Seventy years after Disney first sent the story into development, where it languished and seemingly died of neglect, comes Tangled, his empire’s 50th animated feature and, since Pixar ushered the studio into the digital age with Toy Story, one of its most rewarding.
 
Taking cues from a 200-year-old playbook, screenwriter Dan Fogelman (Cars) gives his heroine recognizably modern sensibilities, but resists cluttering his story with glib pop-culture references. The result is a coming-of-age adventure tweaked just enough to seem fresh.
 
Ripped from the crib and held tower-bound for the next 18 years by the manipulative Mother Gothel (voiced by Donna Murphy), Rapunzel (pop star Mandy Moore) is a princess unaware of her lineage. Her days are a tedious round of hobbies – she sings, she dances, she paints – but never is she allowed to descend from her perch.
 
Rapunzel isn’t waiting for her prince to come.

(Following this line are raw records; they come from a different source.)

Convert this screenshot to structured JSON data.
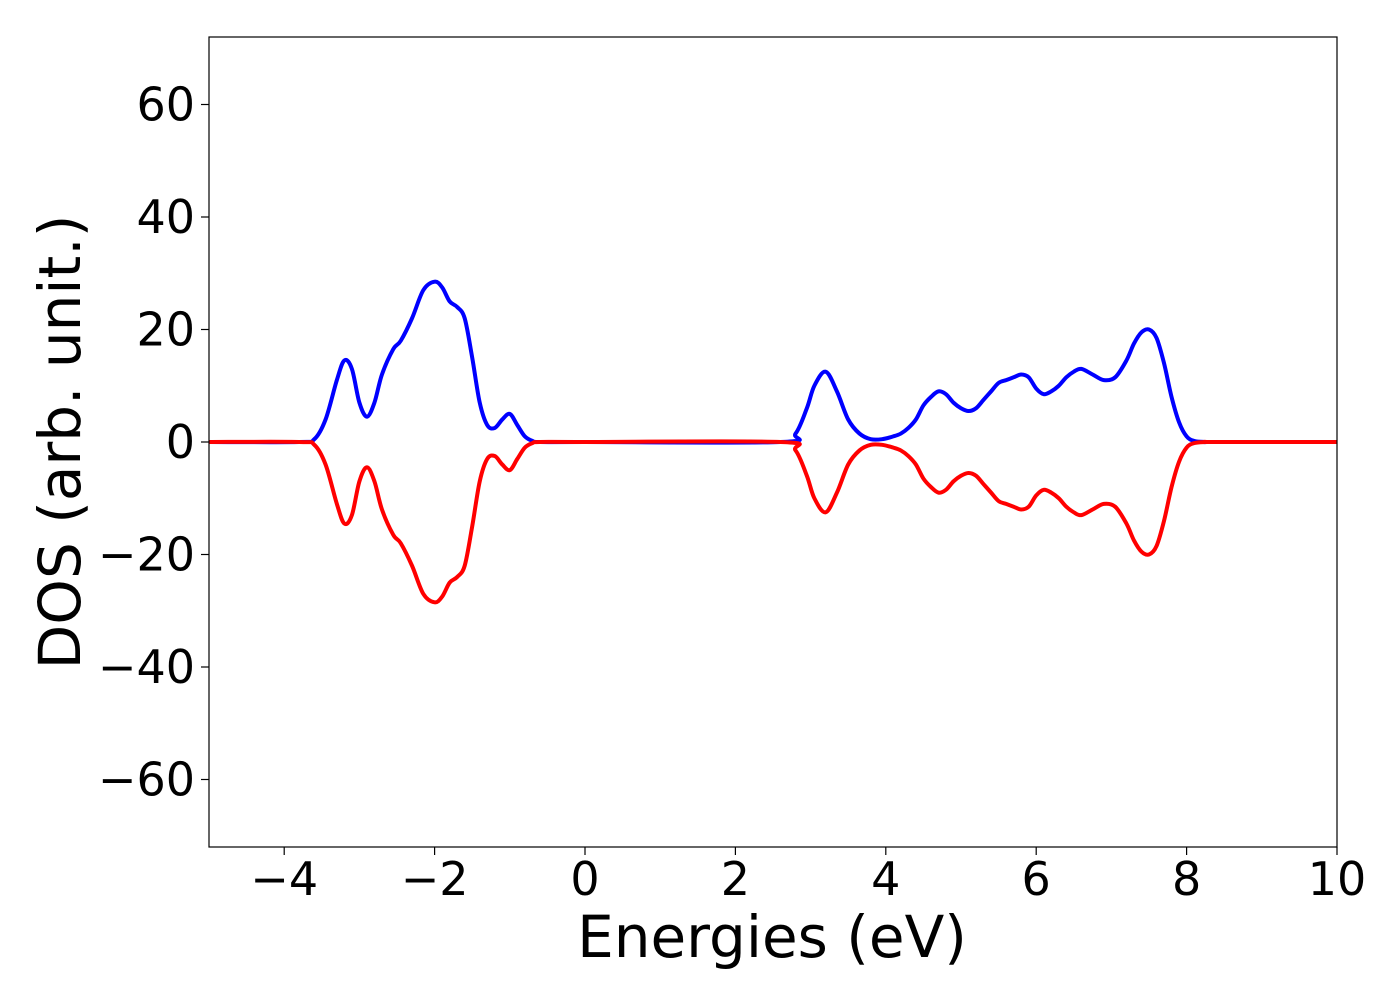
{
  "chart_data": {
    "type": "line",
    "xlabel": "Energies (eV)",
    "ylabel": "DOS (arb. unit.)",
    "xlim": [
      -5,
      10
    ],
    "ylim": [
      -72,
      72
    ],
    "x_ticks": [
      -4,
      -2,
      0,
      2,
      4,
      6,
      8,
      10
    ],
    "x_tick_labels": [
      "−4",
      "−2",
      "0",
      "2",
      "4",
      "6",
      "8",
      "10"
    ],
    "y_ticks": [
      -60,
      -40,
      -20,
      0,
      20,
      40,
      60
    ],
    "y_tick_labels": [
      "−60",
      "−40",
      "−20",
      "0",
      "20",
      "40",
      "60"
    ],
    "grid": false,
    "series": [
      {
        "color": "#0000ff",
        "x": [
          -5,
          -3.8,
          -3.6,
          -3.45,
          -3.3,
          -3.2,
          -3.1,
          -3.0,
          -2.9,
          -2.8,
          -2.7,
          -2.55,
          -2.45,
          -2.3,
          -2.15,
          -2.0,
          -1.9,
          -1.8,
          -1.7,
          -1.6,
          -1.5,
          -1.4,
          -1.3,
          -1.2,
          -1.1,
          -1.0,
          -0.9,
          -0.8,
          -0.7,
          -0.6,
          0,
          2.6,
          2.8,
          2.95,
          3.05,
          3.2,
          3.35,
          3.5,
          3.65,
          3.8,
          3.95,
          4.1,
          4.2,
          4.3,
          4.4,
          4.5,
          4.6,
          4.7,
          4.8,
          4.9,
          5.0,
          5.1,
          5.2,
          5.3,
          5.4,
          5.5,
          5.6,
          5.7,
          5.8,
          5.9,
          6.0,
          6.1,
          6.2,
          6.3,
          6.4,
          6.5,
          6.6,
          6.75,
          6.9,
          7.05,
          7.2,
          7.3,
          7.4,
          7.5,
          7.6,
          7.7,
          7.8,
          7.9,
          8.0,
          8.1,
          8.25,
          8.4,
          10
        ],
        "values": [
          0,
          0,
          0.5,
          4,
          11,
          14.5,
          13,
          7,
          4.5,
          7,
          12,
          16.5,
          18,
          22,
          27,
          28.5,
          27.5,
          25,
          24,
          22,
          15,
          7,
          3,
          2.5,
          4,
          5,
          3,
          1,
          0.2,
          0,
          0,
          0,
          1.5,
          6,
          10,
          12.5,
          9,
          4,
          1.5,
          0.5,
          0.5,
          1,
          1.5,
          2.5,
          4,
          6.5,
          8,
          9,
          8.5,
          7,
          6,
          5.5,
          6,
          7.5,
          9,
          10.5,
          11,
          11.5,
          12,
          11.5,
          9.5,
          8.5,
          9,
          10,
          11.5,
          12.5,
          13,
          12,
          11,
          11.5,
          14.5,
          17.5,
          19.5,
          20,
          18.5,
          14,
          8,
          3.5,
          1,
          0.2,
          0,
          0,
          0
        ]
      },
      {
        "color": "#ff0000",
        "x": [
          -5,
          -3.8,
          -3.6,
          -3.45,
          -3.3,
          -3.2,
          -3.1,
          -3.0,
          -2.9,
          -2.8,
          -2.7,
          -2.55,
          -2.45,
          -2.3,
          -2.15,
          -2.0,
          -1.9,
          -1.8,
          -1.7,
          -1.6,
          -1.5,
          -1.4,
          -1.3,
          -1.2,
          -1.1,
          -1.0,
          -0.9,
          -0.8,
          -0.7,
          -0.6,
          0,
          2.6,
          2.8,
          2.95,
          3.05,
          3.2,
          3.35,
          3.5,
          3.65,
          3.8,
          3.95,
          4.1,
          4.2,
          4.3,
          4.4,
          4.5,
          4.6,
          4.7,
          4.8,
          4.9,
          5.0,
          5.1,
          5.2,
          5.3,
          5.4,
          5.5,
          5.6,
          5.7,
          5.8,
          5.9,
          6.0,
          6.1,
          6.2,
          6.3,
          6.4,
          6.5,
          6.6,
          6.75,
          6.9,
          7.05,
          7.2,
          7.3,
          7.4,
          7.5,
          7.6,
          7.7,
          7.8,
          7.9,
          8.0,
          8.1,
          8.25,
          8.4,
          10
        ],
        "values": [
          0,
          0,
          -0.5,
          -4,
          -11,
          -14.5,
          -13,
          -7,
          -4.5,
          -7,
          -12,
          -16.5,
          -18,
          -22,
          -27,
          -28.5,
          -27.5,
          -25,
          -24,
          -22,
          -15,
          -7,
          -3,
          -2.5,
          -4,
          -5,
          -3,
          -1,
          -0.2,
          0,
          0,
          0,
          -1.5,
          -6,
          -10,
          -12.5,
          -9,
          -4,
          -1.5,
          -0.5,
          -0.5,
          -1,
          -1.5,
          -2.5,
          -4,
          -6.5,
          -8,
          -9,
          -8.5,
          -7,
          -6,
          -5.5,
          -6,
          -7.5,
          -9,
          -10.5,
          -11,
          -11.5,
          -12,
          -11.5,
          -9.5,
          -8.5,
          -9,
          -10,
          -11.5,
          -12.5,
          -13,
          -12,
          -11,
          -11.5,
          -14.5,
          -17.5,
          -19.5,
          -20,
          -18.5,
          -14,
          -8,
          -3.5,
          -1,
          -0.2,
          0,
          0,
          0
        ]
      }
    ]
  }
}
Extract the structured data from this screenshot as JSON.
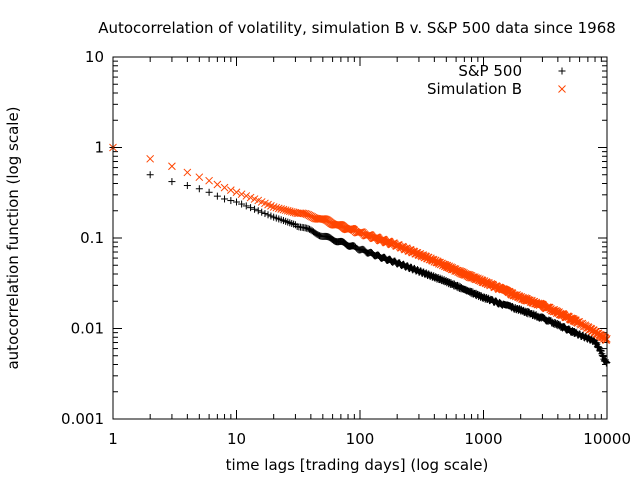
{
  "chart_data": {
    "type": "scatter",
    "title": "Autocorrelation of volatility, simulation B v. S&P 500 data since 1968",
    "xlabel": "time lags [trading days] (log scale)",
    "ylabel": "autocorrelation function (log scale)",
    "xscale": "log",
    "yscale": "log",
    "xlim": [
      1,
      10000
    ],
    "ylim": [
      0.001,
      10
    ],
    "xticks": [
      "1",
      "10",
      "100",
      "1000",
      "10000"
    ],
    "yticks": [
      "0.001",
      "0.01",
      "0.1",
      "1",
      "10"
    ],
    "legend_position": "top-right",
    "series": [
      {
        "name": "S&P 500",
        "marker": "plus",
        "color": "#000000",
        "x": [
          1,
          2,
          3,
          4,
          5,
          6,
          7,
          8,
          10,
          15,
          20,
          30,
          40,
          50,
          70,
          100,
          150,
          200,
          300,
          400,
          500,
          700,
          1000,
          1500,
          2000,
          3000,
          4000,
          5000,
          6000,
          7000,
          8000,
          8500,
          9000,
          9500,
          10000
        ],
        "y": [
          1.0,
          0.5,
          0.42,
          0.38,
          0.35,
          0.32,
          0.29,
          0.27,
          0.25,
          0.2,
          0.17,
          0.14,
          0.12,
          0.105,
          0.09,
          0.075,
          0.061,
          0.053,
          0.043,
          0.037,
          0.033,
          0.027,
          0.022,
          0.018,
          0.016,
          0.013,
          0.011,
          0.0095,
          0.0085,
          0.0078,
          0.0072,
          0.0062,
          0.0055,
          0.0045,
          0.0042
        ]
      },
      {
        "name": "Simulation B",
        "marker": "cross",
        "color": "#ff4500",
        "x": [
          1,
          2,
          3,
          4,
          5,
          6,
          7,
          8,
          10,
          15,
          20,
          30,
          40,
          50,
          70,
          100,
          150,
          200,
          300,
          400,
          500,
          700,
          1000,
          1500,
          2000,
          3000,
          4000,
          5000,
          6000,
          7000,
          8000,
          9000,
          10000
        ],
        "y": [
          1.0,
          0.75,
          0.62,
          0.53,
          0.47,
          0.43,
          0.39,
          0.36,
          0.32,
          0.26,
          0.22,
          0.19,
          0.175,
          0.16,
          0.135,
          0.115,
          0.095,
          0.083,
          0.066,
          0.056,
          0.049,
          0.04,
          0.033,
          0.026,
          0.022,
          0.018,
          0.015,
          0.013,
          0.0115,
          0.0102,
          0.0092,
          0.0082,
          0.0075
        ]
      }
    ]
  }
}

Convinced by Mother Gothel that men are snaggletoothed monsters, she’s happy to keep her distance, though she longs for worldly pleasures she’s never known – the sun warming her comically overgrown locks, the feel of grass underfoot. When a handsome stranger ascends her tower uninvited, she does what any proper young lady might – she knocks him cold, thrice for good measure.
 
He is Flynn Rider (Zachary Levi, of TV’s Chuck), a thrill-seeking thief who dreams of stealing enough money to live like a king. Valiant? Hardly. But despite his personal failings, Flynn is neither hard-hearted nor entirely self-obsessed. To Rapunzel, he’s merely her ticket out of the tower, but as they let down their guard – and, of course, her hair – passions ignite.
 
No map of the human heart is needed to figure out where that will lead, but one of the joys of Tangled is that Rapunzel and her rough-and-tumble beau share a natural chemistry. Their romance never feels forced. Nor do Alan Menken’s songs, seamlessly intertwined with the storytelling and impressively handled by Moore, two-time Tony Award winner Murphy and Levi, whose vocal prowess is a welcome revelation.
 
Also welcome are the movie's richly rendered visuals. Though 3-D has once again become more of a marketing gimmick than an aesthetic enhancement, Tangled is an achievement handsome enough to make those plastic glasses seem worthwhile, its look a pleasing complement to a familiar story smartly retold.